We produce Form-Based Code (FBC) as design implementation and regulation tools for cities and private developments. FBC, a coding technique established in past decades, is gradually replacing the Euclidean land-use-based planning codes that prevailed throughout the U.S. for the past half-century. We build upon various FBC formats from the Form-Based Code Institute, the Smart Code, and various other Transect-based approaches.
We base our planning and coding on an organizing system called the Urban to Rural Transect. This approach recognizes that coding standards must vary according to their context along a rural to an urban continuum from the center to the edge of neighborhoods. It acknowledges the differences between the designs of town centers, neighborhoods, or rural dwellings, and that each of these contexts has distinct yet interrelated characters.

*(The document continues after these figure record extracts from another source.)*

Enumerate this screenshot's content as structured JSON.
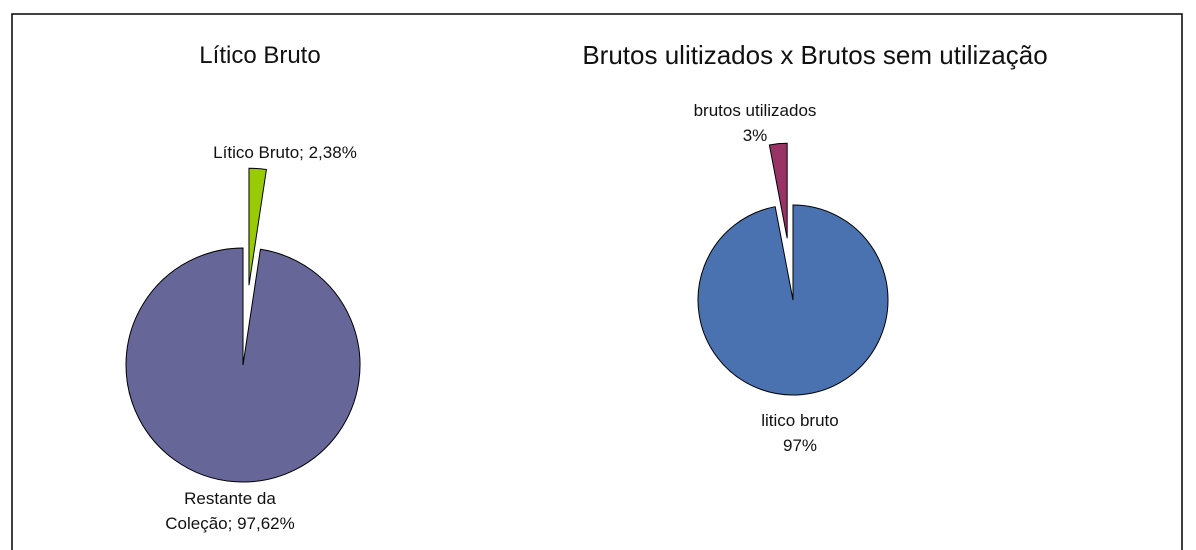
{
  "chart_data": [
    {
      "type": "pie",
      "title": "Lítico Bruto",
      "direction": "clockwise",
      "values": [
        2.38,
        97.62
      ],
      "value_labels": [
        "Lítico Bruto; 2,38%",
        "Restante da Coleção; 97,62%"
      ],
      "colors": [
        "#99cc00",
        "#666699"
      ]
    },
    {
      "type": "pie",
      "title": "Brutos ulitizados x Brutos sem utilização",
      "direction": "counterclockwise",
      "categories": [
        "brutos utilizados",
        "litico bruto"
      ],
      "values": [
        3,
        97
      ],
      "value_labels": [
        "3%",
        "97%"
      ],
      "colors": [
        "#993366",
        "#4a72b0"
      ]
    }
  ]
}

Conventional land-use codes unnecessarily separate development types based on their uses, while paying little attention to the physical form and placement of buildings. Land-use-based codes tend to create functional monocultures and districts of buildings that often do not relate to one another. This is seen across the U.S. in suburbs where segregated land-use zones necessitate driving longer distances between homes, shops, offices, and schools. Even different densities of housing are needlessly segregated, resulting in true economic and racial segregation.

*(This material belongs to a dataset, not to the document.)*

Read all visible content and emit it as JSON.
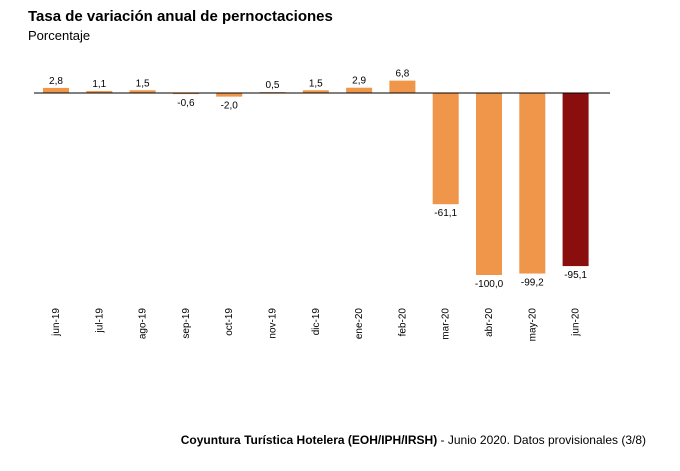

FBCs define the general massing and disposition of buildings on their lots and in relationship to the public street front, resulting in more diverse mixes of uses and cohesive streetscapes and neighborhoods. FBCs concentrate more on the continuity of building size, mass and orientation, and less on whether they mix residences, shops, or workplaces. Suddenly people can walk more easily between their daily needs. And the buildings along their streets and throughout neighborhoods have a more pleasing disposition in relation to one another and, most importantly, in relation to the people who live in them.
FBCs produce more sustainable communities by making buildings flexible in their function. Buildings built for only one function become obsolete if that use becomes obsolete. Form-based buildings can change and be rehabbed from offices to residences to shops while maintaining a dignified appearance in their context.